Wednesday 28 March 2012

The Artist - Screening Notes



The Artist won five Oscars at this year’s Academy Awards including Best Picture, Best Actor, and Best Director. Not bad for a black and white silent French movie. A sensation at the Cannes Film Festival back in May 2011 the film was quickly snapped up by film producer Harvey Weinstein. An expert at distributing movies and getting them noticed by the Academy Weinstein previously led films as diverse as The Crying Game (1992, Neil Jordan), The English Patient (1997, Anthony Minghella), and The King’s Speech (2011, Tom Hooper) to box office success and the Oscars.

Silent movie star George Valentin (Dujardin) basks in the success of his latest movie. Accompanied everywhere onscreen and off by his beloved canine sidekick Valentin is the biggest star in town, but his refusal to adapt to the arrival of talking pictures puts his career in jeopardy. A young starlet Peppy Miller (Bejo) whom Valentin helped get started in Hollywood replaces him in the public’s affections and he is quickly forgotten. That is by everybody except Peppy who keeps an eye on her old mentor but knows he is too proud to accept her help.

Director Michel Hazanavicius and Dujardin previously worked together on a couple of comedies OSS 117: Cairo Nest of Spies (2006) and its sequel OSS 117: Lost in Rio (2009).

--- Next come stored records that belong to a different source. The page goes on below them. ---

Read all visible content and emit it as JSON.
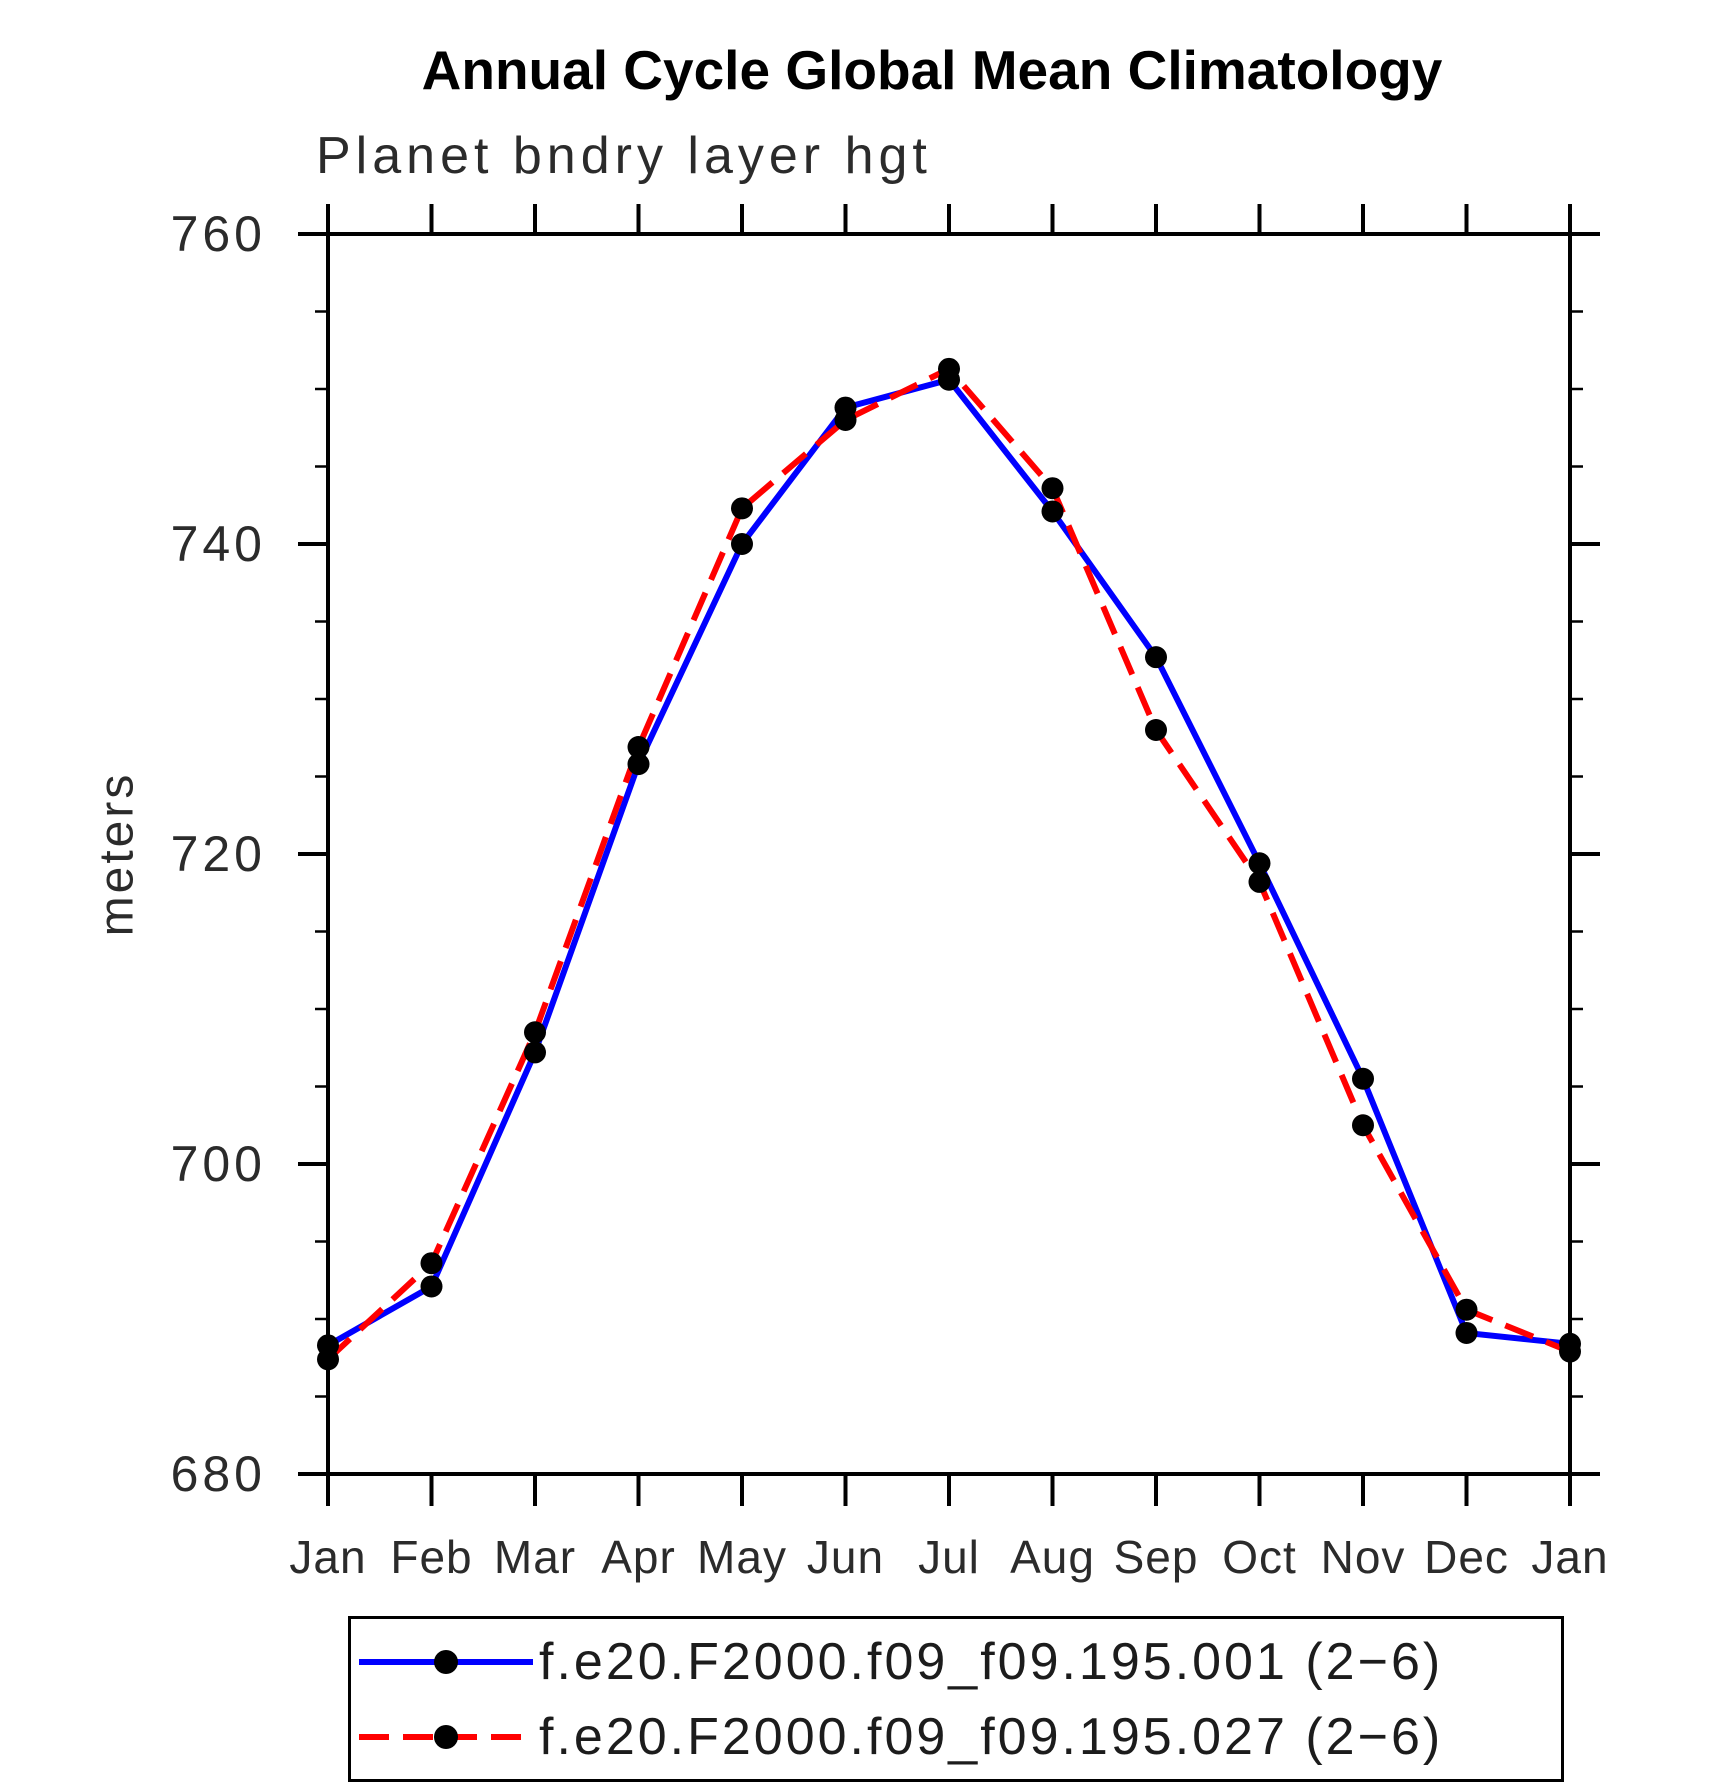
{
  "page": {
    "background": "#ffffff"
  },
  "chart_data": {
    "type": "line",
    "title": "Annual Cycle Global Mean Climatology",
    "subtitle": "Planet bndry layer hgt",
    "ylabel": "meters",
    "xlabel": "",
    "ylim": [
      680,
      760
    ],
    "ytick_step_major": 20,
    "ytick_step_minor": 5,
    "grid": "off",
    "legend_position": "bottom",
    "categories": [
      "Jan",
      "Feb",
      "Mar",
      "Apr",
      "May",
      "Jun",
      "Jul",
      "Aug",
      "Sep",
      "Oct",
      "Nov",
      "Dec",
      "Jan"
    ],
    "series": [
      {
        "name": "f.e20.F2000.f09_f09.195.001 (2−6)",
        "color": "#0000ff",
        "line_style": "solid",
        "marker": "filled-circle",
        "marker_color": "#000000",
        "values": [
          688.3,
          692.1,
          707.2,
          725.8,
          740.0,
          748.8,
          750.6,
          742.1,
          732.7,
          719.4,
          705.5,
          689.1,
          688.4
        ]
      },
      {
        "name": "f.e20.F2000.f09_f09.195.027 (2−6)",
        "color": "#ff0000",
        "line_style": "dashed",
        "marker": "filled-circle",
        "marker_color": "#000000",
        "values": [
          687.4,
          693.6,
          708.5,
          726.9,
          742.3,
          748.0,
          751.3,
          743.6,
          728.0,
          718.2,
          702.5,
          690.6,
          687.9
        ]
      }
    ]
  }
}
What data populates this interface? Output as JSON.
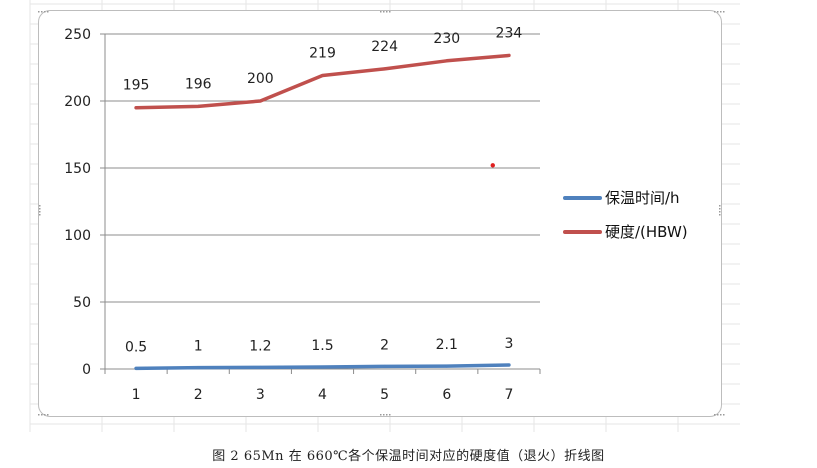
{
  "chart_data": {
    "type": "line",
    "categories": [
      "1",
      "2",
      "3",
      "4",
      "5",
      "6",
      "7"
    ],
    "series": [
      {
        "name": "保温时间/h",
        "color": "#4f81bd",
        "values": [
          0.5,
          1,
          1.2,
          1.5,
          2,
          2.1,
          3
        ],
        "labels": [
          "0.5",
          "1",
          "1.2",
          "1.5",
          "2",
          "2.1",
          "3"
        ]
      },
      {
        "name": "硬度/(HBW)",
        "color": "#c0504d",
        "values": [
          195,
          196,
          200,
          219,
          224,
          230,
          234
        ],
        "labels": [
          "195",
          "196",
          "200",
          "219",
          "224",
          "230",
          "234"
        ]
      }
    ],
    "yticks": [
      0,
      50,
      100,
      150,
      200,
      250
    ],
    "ylim": [
      0,
      250
    ],
    "gridlines": true,
    "legend_position": "right",
    "stray_point": {
      "x": 6.74,
      "y": 152,
      "color": "#e02020"
    }
  },
  "caption": "图 2   65Mn 在 660℃各个保温时间对应的硬度值（退火）折线图"
}
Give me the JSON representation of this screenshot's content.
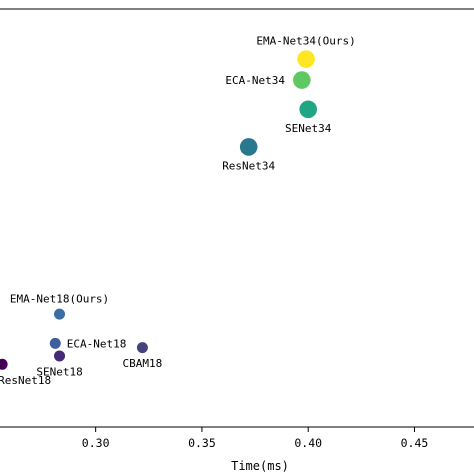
{
  "chart_data": {
    "type": "scatter",
    "xlabel": "Time(ms)",
    "ylabel": "",
    "title": "",
    "xlim": [
      0.255,
      0.478
    ],
    "ylim": [
      0.0,
      1.0
    ],
    "x_ticks": [
      0.3,
      0.35,
      0.4,
      0.45
    ],
    "x_tick_labels": [
      "0.30",
      "0.35",
      "0.40",
      "0.45"
    ],
    "grid": false,
    "colormap": "viridis",
    "points": [
      {
        "label": "EMA-Net34(Ours)",
        "x": 0.399,
        "y": 0.88,
        "size": 1.6,
        "color": "#fde725",
        "label_pos": "above"
      },
      {
        "label": "ECA-Net34",
        "x": 0.397,
        "y": 0.83,
        "size": 1.6,
        "color": "#5ec962",
        "label_pos": "left"
      },
      {
        "label": "SENet34",
        "x": 0.4,
        "y": 0.76,
        "size": 1.6,
        "color": "#21a685",
        "label_pos": "below"
      },
      {
        "label": "ResNet34",
        "x": 0.372,
        "y": 0.67,
        "size": 1.6,
        "color": "#2a788e",
        "label_pos": "below"
      },
      {
        "label": "EMA-Net18(Ours)",
        "x": 0.283,
        "y": 0.27,
        "size": 1.0,
        "color": "#3b6ea5",
        "label_pos": "above"
      },
      {
        "label": "ECA-Net18",
        "x": 0.281,
        "y": 0.2,
        "size": 1.0,
        "color": "#3e5f9b",
        "label_pos": "right"
      },
      {
        "label": "SENet18",
        "x": 0.283,
        "y": 0.17,
        "size": 1.0,
        "color": "#482878",
        "label_pos": "below"
      },
      {
        "label": "CBAM18",
        "x": 0.322,
        "y": 0.19,
        "size": 1.0,
        "color": "#46427f",
        "label_pos": "below"
      },
      {
        "label": "ResNet18",
        "x": 0.256,
        "y": 0.15,
        "size": 1.0,
        "color": "#440154",
        "label_pos": "below"
      }
    ]
  }
}
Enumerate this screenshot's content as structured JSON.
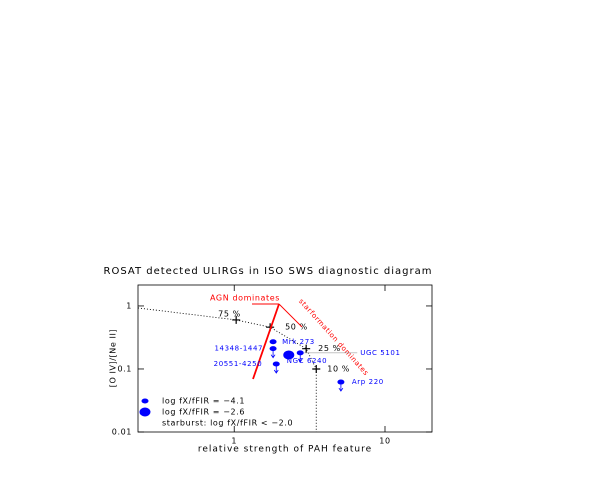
{
  "chart_data": {
    "type": "scatter",
    "title": "ROSAT detected ULIRGs in ISO SWS diagnostic diagram",
    "x_label": "relative strength of PAH feature",
    "y_label": "[O IV]/[Ne II]",
    "log_x": true,
    "log_y": true,
    "xlim": [
      0.23,
      20.5
    ],
    "ylim": [
      0.01,
      2.15
    ],
    "xticks": [
      1,
      10
    ],
    "yticks": [
      0.01,
      0.1,
      1
    ],
    "color": "#0000ff",
    "points": [
      {
        "label": "Mrk 273",
        "x": 1.81,
        "y": 0.27,
        "upper_limit": false,
        "group": 0
      },
      {
        "label": "14348-1447",
        "x": 1.81,
        "y": 0.21,
        "upper_limit": true,
        "group": 0
      },
      {
        "label": "20551-4250",
        "x": 1.9,
        "y": 0.12,
        "upper_limit": true,
        "group": 0
      },
      {
        "label": "NGC 6240",
        "x": 2.3,
        "y": 0.167,
        "upper_limit": false,
        "group": 1
      },
      {
        "label": "UGC 5101",
        "x": 2.74,
        "y": 0.18,
        "upper_limit": true,
        "group": 0
      },
      {
        "label": "Arp 220",
        "x": 5.1,
        "y": 0.062,
        "upper_limit": true,
        "group": 0
      }
    ],
    "mixing_line": {
      "x": [
        0.23,
        1.03,
        1.73,
        3.0,
        3.5,
        3.5
      ],
      "y": [
        0.93,
        0.6,
        0.46,
        0.21,
        0.1,
        0.01
      ],
      "labels": [
        null,
        "75 %",
        "50 %",
        "25 %",
        "10 %",
        null
      ]
    },
    "annotation_color": "#ff0000",
    "annotations": [
      "AGN dominates",
      "starformation dominates"
    ],
    "legend": [
      "log fX/fFIR = −4.1",
      "log fX/fFIR = −2.6"
    ],
    "legend_note": "starburst: log fX/fFIR < −2.0"
  }
}
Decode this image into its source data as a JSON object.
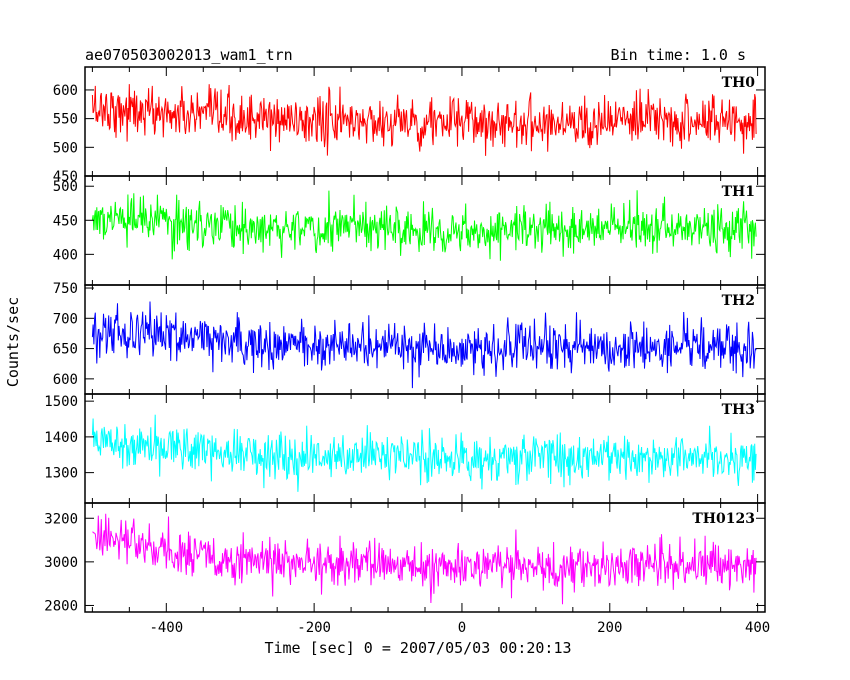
{
  "chart_data": {
    "type": "line",
    "title": "ae070503002013_wam1_trn",
    "subtitle": "Bin time: 1.0 s",
    "xlabel": "Time [sec] 0 = 2007/05/03 00:20:13",
    "ylabel": "Counts/sec",
    "xlim": [
      -510,
      410
    ],
    "xticks": [
      -400,
      -200,
      0,
      200,
      400
    ],
    "grid": false,
    "panels": [
      {
        "name": "TH0",
        "color": "#ff0000",
        "ylim": [
          450,
          640
        ],
        "yticks": [
          450,
          500,
          550,
          600
        ],
        "mean": 548,
        "noise": 22,
        "trend": [
          [
            -500,
            570
          ],
          [
            -300,
            548
          ],
          [
            0,
            543
          ],
          [
            400,
            547
          ]
        ]
      },
      {
        "name": "TH1",
        "color": "#00ff00",
        "ylim": [
          355,
          515
        ],
        "yticks": [
          400,
          450,
          500
        ],
        "mean": 440,
        "noise": 17,
        "trend": [
          [
            -500,
            452
          ],
          [
            -300,
            440
          ],
          [
            0,
            437
          ],
          [
            400,
            438
          ]
        ]
      },
      {
        "name": "TH2",
        "color": "#0000ff",
        "ylim": [
          575,
          755
        ],
        "yticks": [
          600,
          650,
          700,
          750
        ],
        "mean": 655,
        "noise": 20,
        "trend": [
          [
            -500,
            683
          ],
          [
            -300,
            660
          ],
          [
            0,
            650
          ],
          [
            400,
            652
          ]
        ]
      },
      {
        "name": "TH3",
        "color": "#00ffff",
        "ylim": [
          1215,
          1520
        ],
        "yticks": [
          1300,
          1400,
          1500
        ],
        "mean": 1350,
        "noise": 33,
        "trend": [
          [
            -500,
            1395
          ],
          [
            -300,
            1355
          ],
          [
            0,
            1340
          ],
          [
            400,
            1345
          ]
        ]
      },
      {
        "name": "TH0123",
        "color": "#ff00ff",
        "ylim": [
          2770,
          3270
        ],
        "yticks": [
          2800,
          3000,
          3200
        ],
        "mean": 2990,
        "noise": 52,
        "trend": [
          [
            -500,
            3120
          ],
          [
            -300,
            3000
          ],
          [
            0,
            2975
          ],
          [
            200,
            2985
          ],
          [
            400,
            2990
          ]
        ]
      }
    ]
  }
}
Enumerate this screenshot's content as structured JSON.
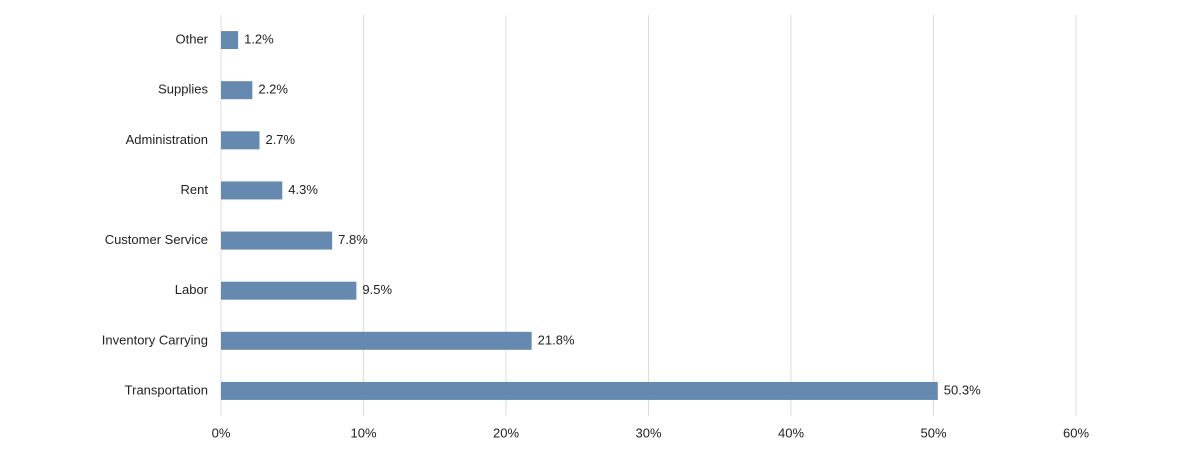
{
  "chart_data": {
    "type": "bar",
    "orientation": "horizontal",
    "categories": [
      "Other",
      "Supplies",
      "Administration",
      "Rent",
      "Customer Service",
      "Labor",
      "Inventory Carrying",
      "Transportation"
    ],
    "values": [
      1.2,
      2.2,
      2.7,
      4.3,
      7.8,
      9.5,
      21.8,
      50.3
    ],
    "value_labels": [
      "1.2%",
      "2.2%",
      "2.7%",
      "4.3%",
      "7.8%",
      "9.5%",
      "21.8%",
      "50.3%"
    ],
    "color": "#6689b0",
    "xlim": [
      0,
      60
    ],
    "xticks": [
      {
        "value": 0,
        "label": "0%"
      },
      {
        "value": 10,
        "label": "10%"
      },
      {
        "value": 20,
        "label": "20%"
      },
      {
        "value": 30,
        "label": "30%"
      },
      {
        "value": 40,
        "label": "40%"
      },
      {
        "value": 50,
        "label": "50%"
      },
      {
        "value": 60,
        "label": "60%"
      }
    ],
    "grid": true
  }
}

Expertly sending up the spy movie, most notably the Connery era Bonds they showcased Dujardin’s physical athleticism and his ability to make a conceited idiot likeable. Hazanavicius skilfully recreated the look and feel of the Sixties spy film so successfully both of these movies seemed to belong entirely to the period they were set in. The Artist too feels like a genuine silent era film, right down to its use of intertitles and its reliance on composer Ludovic Bource’s wonderful score to accompany the images.

Valentin bears a passing resemblance to silent screen star Douglas Fairbanks, one of the most charismatic and physically agile performers ever to grace the screen. Footage from Fairbanks great swashbuckler The Mark of Zorro (1921, Fred Niblo) even appears in the film briefly, edited into a sequence with Dujardin dressed as Zorro. The resemblance is purely physical though, Valentin shares Fairbanks delight in his own athleticism and his considerable charm, but not his intelligence. Fairbanks was smart, experimenting with sound, co-founding United Artists, and the UCLA’s film department.

Though cult filmmaker Guy Maddin has directed full length silent movies, notably a stunning ballet version of Bram Stoker’s novel Dracula (2002) his work is only really of interest to film buffs. The Artist however succeeds as a loving tribute to the silent era and as a mainstream crowd-pleaser. Cute dog too.